Well I read those, I get that the super protagonist that never really fails is done a lot. I also know that she is not the first perfect hero in Star Wars, Anakin is even more horrible (building a robot and a speeder at the age of 8?, somehow flying a starfighter and destroying the an army with no help, murdering the entirety of the jedi temple alone and unopposed?). And Luke and Han are also perfect heroes. Point conceded on that regard
But the main difference is that at the least, Luke failed in minor things and needed the main cast to save him or help them. In the fourth movie he: gets his head bashed by a tusken raider and almost becomes jerky if it were not for obi-wan, gets in trouble at the cantina and needs obi-wan to save him, then his and Han's plan to rescue Leia would have failed if not for Leia actually guiding them to the exit; then Vader discovers them and Luke doesn't fight him, Obi-wand does, sacrificing himself to save the rest of the heroes (and at the same time popularizing the trope that dooms every mentor archetype to death). From then on he is Mr. Perfect Hero though, but at least by then the movie is almost over. So while he indubitably the hero, he does need support from the rest of the cast to start his journey.
On the other hand Rey never really needs help from the main cast; she beats the two scavengers at the start without Finn doing anything; she then gets herself and Finn out of Jakku; while it's true that Finn gets the final tie fighter on the escape sequence (but only becuase aligned a perfect shot); then when she gets captured nobody actually needs to help her escape nor is she harmed in any way, the whole scene just shows us us how incredible she is, reveals some plot and moves her to the ending location (lame coincidence, but that one isn't her fault), then she just escapes a high security prison on her own, while mostly offscreen.
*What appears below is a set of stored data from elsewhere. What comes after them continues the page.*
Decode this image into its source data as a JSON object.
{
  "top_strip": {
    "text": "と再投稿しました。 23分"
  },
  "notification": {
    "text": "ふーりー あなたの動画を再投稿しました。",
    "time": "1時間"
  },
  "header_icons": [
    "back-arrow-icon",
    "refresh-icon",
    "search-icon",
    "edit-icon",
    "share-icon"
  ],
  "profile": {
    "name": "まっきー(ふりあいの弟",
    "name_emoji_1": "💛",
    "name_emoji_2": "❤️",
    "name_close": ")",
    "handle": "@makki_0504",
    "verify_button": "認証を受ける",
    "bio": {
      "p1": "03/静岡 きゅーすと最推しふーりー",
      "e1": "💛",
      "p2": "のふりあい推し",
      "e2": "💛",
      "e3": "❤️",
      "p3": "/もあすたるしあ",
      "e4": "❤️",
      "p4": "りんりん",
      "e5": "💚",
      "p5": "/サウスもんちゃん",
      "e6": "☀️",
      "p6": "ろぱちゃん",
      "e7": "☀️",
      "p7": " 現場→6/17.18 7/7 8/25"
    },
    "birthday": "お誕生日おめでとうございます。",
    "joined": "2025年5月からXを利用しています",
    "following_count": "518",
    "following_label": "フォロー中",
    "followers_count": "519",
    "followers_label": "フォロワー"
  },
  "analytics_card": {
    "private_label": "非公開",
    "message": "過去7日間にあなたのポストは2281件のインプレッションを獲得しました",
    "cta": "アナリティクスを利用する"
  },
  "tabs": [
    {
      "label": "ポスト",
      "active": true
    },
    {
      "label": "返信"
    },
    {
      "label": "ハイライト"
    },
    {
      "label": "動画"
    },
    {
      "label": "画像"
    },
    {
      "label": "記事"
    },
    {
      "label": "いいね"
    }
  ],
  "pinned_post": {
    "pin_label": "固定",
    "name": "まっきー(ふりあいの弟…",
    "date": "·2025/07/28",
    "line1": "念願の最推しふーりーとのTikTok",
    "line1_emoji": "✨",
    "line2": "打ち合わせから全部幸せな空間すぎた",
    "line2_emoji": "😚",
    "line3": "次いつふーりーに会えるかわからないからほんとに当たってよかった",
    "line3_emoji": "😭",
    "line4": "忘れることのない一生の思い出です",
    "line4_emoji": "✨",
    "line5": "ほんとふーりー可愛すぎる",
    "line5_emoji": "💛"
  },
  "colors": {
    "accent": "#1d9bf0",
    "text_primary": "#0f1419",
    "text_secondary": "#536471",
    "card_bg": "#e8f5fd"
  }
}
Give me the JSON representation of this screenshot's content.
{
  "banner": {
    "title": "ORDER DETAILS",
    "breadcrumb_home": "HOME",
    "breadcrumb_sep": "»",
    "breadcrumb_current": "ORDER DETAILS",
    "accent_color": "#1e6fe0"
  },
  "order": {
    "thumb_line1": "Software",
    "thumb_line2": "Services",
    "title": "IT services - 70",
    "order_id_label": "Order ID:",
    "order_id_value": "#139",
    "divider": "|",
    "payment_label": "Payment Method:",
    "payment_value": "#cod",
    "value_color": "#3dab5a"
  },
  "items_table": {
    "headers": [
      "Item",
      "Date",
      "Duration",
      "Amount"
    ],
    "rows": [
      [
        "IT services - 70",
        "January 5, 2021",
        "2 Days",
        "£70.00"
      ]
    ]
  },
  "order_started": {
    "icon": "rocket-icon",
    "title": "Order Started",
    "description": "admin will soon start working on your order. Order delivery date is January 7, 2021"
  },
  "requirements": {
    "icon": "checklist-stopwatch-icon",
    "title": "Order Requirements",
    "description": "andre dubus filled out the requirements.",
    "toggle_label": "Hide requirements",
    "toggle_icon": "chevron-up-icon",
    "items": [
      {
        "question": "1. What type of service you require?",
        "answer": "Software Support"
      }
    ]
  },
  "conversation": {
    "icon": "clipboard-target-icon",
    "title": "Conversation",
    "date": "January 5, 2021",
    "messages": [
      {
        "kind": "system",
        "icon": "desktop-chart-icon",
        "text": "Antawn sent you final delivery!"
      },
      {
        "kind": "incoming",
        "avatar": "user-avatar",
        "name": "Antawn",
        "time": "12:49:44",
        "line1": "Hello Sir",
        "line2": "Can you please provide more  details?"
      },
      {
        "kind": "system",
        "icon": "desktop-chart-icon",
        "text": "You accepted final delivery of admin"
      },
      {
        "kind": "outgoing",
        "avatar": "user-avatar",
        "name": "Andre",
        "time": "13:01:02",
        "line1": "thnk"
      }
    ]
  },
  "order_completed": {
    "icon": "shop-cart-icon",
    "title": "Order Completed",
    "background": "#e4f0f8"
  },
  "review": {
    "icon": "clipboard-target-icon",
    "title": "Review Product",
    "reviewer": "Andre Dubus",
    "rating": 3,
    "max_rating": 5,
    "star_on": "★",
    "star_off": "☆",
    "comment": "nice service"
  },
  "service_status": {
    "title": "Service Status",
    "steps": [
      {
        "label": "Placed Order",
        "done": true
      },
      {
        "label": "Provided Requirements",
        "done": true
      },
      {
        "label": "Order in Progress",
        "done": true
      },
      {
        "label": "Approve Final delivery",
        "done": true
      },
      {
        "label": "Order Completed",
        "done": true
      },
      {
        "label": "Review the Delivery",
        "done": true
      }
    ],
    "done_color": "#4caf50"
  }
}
The only time she is helped is after the battle with Kylo Ren when Chewbacca takes her to the Falcon.
It's not those things that make me roll those eyes, I would expect a hero to do all of those, it's the fact that she does all that and never gets the bad end of the deal once.
I also must give some praise to her character though, because she, unlike Luke, is not the average perfect hero in morals. She clearly has doubts in her abilities, doesn't really want anything to do with saving the galaxy, and is clearly not incorruptible pureness. Case in point: when Kylo Ren murders Han, she is clearly fighting him for the want of vengeance and not for some noble ideal, which I really do hope is foreshadowing that bad things will happen in the future movies.
TLDR: I guess that my problem with Rey is that she just never needs anybody to help her, not in the movie and apparently neither in her backstory (no parents, no trainers, no Jedi mentors, no help from the cast). And I think that that is plain bad storytelling.